How a software update from cyber firm CrowdStrike caused one of the world’s biggest IT blackouts

🌈 Abstract

The article discusses a global IT outage caused by a software update from the cybersecurity firm CrowdStrike, which led to a cascade effect across various industries, including banking, healthcare, and air travel.

🙋 Q&A

[01] What is CrowdStrike and what does it do?

• CrowdStrike is a cybersecurity vendor that develops software to help companies detect and block hacks. It is used by many of the world's Fortune 500 companies, including major global banks, healthcare, and energy companies.
• CrowdStrike is an "endpoint security" firm that uses cloud technology to apply cyber protections to devices connected to the internet, rather than applying protection directly to back-end server systems.

[02] What happened on Friday?

• On Friday, people around the world began encountering the "blue screen of death" error, which was the result of an update from CrowdStrike concerning its Falcon product.
• The issue was caused by a fault in the way the CrowdStrike software update interacted with the Microsoft Windows operating system, causing machines running Windows to crash.
• CrowdStrike's software requires deep access to a computer's operating system to scan for threats, and in this case, the interaction with Windows led to the widespread outage.

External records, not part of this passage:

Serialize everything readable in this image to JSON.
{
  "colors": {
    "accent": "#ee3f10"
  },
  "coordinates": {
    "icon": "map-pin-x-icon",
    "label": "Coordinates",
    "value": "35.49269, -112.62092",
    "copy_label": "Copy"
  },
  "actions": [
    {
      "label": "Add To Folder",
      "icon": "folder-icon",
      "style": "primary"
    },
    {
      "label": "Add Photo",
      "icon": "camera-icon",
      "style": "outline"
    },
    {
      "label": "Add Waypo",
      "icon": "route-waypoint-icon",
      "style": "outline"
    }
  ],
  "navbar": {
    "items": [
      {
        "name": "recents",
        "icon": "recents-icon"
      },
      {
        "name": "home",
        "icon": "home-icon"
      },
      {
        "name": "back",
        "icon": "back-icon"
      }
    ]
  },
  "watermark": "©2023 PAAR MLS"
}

[03] How is the issue being addressed?

• Microsoft confirmed that the affected update has been pulled by CrowdStrike, and customers experiencing issues should reach out to CrowdStrike for additional assistance.
• CrowdStrike is actively working with customers to address the issue, and a fix has been deployed, but implementing the fix could be challenging as it may require manual intervention in each affected data center.